Donald Le Clair v. TX Board of Criminal Justice
This text of 475 F. App'x 943 (Donald Le Clair v. TX Board of Criminal Justice) is published on Counsel Stack Legal Research, covering Court of Appeals for the Fifth Circuit primary law. Counsel Stack provides free access to over 12 million legal documents including statutes, case law, regulations, and constitutions.
Opinion
Donald Le Clair, Texas prisoner # 403292, filed in the district court a complaint under 42 U.S.C. § 1983, against the Texas Board of Criminal Justice (TBCJ) alleging that the TBCJ unlawfully seized $300 from his prison trust account and was holding $525 by freezing his account, in violation of his right to due process. The district court granted the defendant’s motion to dismiss under Rule 12(b)(1) and (b)(6) of the Federal Rules of Civil Procedure and dismissed Le Clair’s complaint with prejudice, concluding that the TBCJ was a state agency immune to suit under § 1983.
Le Clair contends that because the TBCJ’s conduct violated the Fourteenth Amendment, the TBCJ is not entitled to Eleventh Amendment immunity, and he argues that the TBCJ is a “person” susceptible to suit under § 1983 and is liable for its policies or customs.
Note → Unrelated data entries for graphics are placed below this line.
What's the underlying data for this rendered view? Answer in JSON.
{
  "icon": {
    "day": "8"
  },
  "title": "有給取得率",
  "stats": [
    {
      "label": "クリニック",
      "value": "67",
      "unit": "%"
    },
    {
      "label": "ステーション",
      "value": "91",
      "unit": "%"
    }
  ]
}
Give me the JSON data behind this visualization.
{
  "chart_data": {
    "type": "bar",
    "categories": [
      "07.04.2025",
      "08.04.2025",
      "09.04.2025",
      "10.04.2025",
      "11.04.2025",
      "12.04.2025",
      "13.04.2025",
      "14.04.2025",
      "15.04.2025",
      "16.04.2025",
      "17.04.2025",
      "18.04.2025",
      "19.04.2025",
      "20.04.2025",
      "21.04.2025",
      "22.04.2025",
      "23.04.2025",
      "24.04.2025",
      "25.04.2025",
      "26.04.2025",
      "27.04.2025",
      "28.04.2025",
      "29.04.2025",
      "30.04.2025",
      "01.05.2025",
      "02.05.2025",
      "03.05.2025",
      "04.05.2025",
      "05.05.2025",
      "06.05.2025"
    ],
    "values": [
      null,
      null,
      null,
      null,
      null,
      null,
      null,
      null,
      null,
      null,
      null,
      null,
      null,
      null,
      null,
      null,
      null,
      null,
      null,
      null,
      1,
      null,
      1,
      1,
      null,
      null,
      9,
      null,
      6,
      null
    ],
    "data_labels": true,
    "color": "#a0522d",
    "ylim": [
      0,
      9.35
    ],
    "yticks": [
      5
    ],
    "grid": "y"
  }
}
We review the judgment of dismissal de novo. Ballew v. Continental Airlines, Inc., 668 F.3d 777, 781 (5th Cir.2012); Turner v. Pleasant, 663 F.3d 770, 775 (5th Cir.2011).
The Supreme Court has recognized “only two circumstances in which an individual may sue a State. First, Congress may authorize such a suit in the exercise of its power to enforce the Fourteenth Amendment.... Second, a State may waive its sovereign immunity by consenting to suit.” College Sav. Bank v. Florida Prepaid Postsecondary Educ. Expense Bd., 527 U.S. 666, 670, 119 S.Ct. 2219, 144 L.Ed.2d 605 (1999). Neither exception applies here. Further, “an entity with Eleventh Amendment immunity is not a ‘person’ within the meaning of § 1983.” Howlett v. Rose, 496 U.S. 356, 365, 110 S.Ct. 2430, 110 L.Ed.2d 332 (1990). Thus, the district court did not err in dismissing Le Clair’s suit. The judgment of dismissal is affirmed.
Le Clair has moved for the appointment of counsel on appeal. Because his case does not present exceptional circumstances, the motion is denied. See Cooper v. Sheriff, Lubbock Cnty., Tex., 929 F.2d 1078, 1084 (5th Cir.1991).
AFFIRMED; MOTION DENIED.
Pursuant to 5th Cir. R. 47.5, the court has determined that this opinion should not be published and is not precedent except under the limited circumstances set forth in 5th Cir. R. 47.5.4.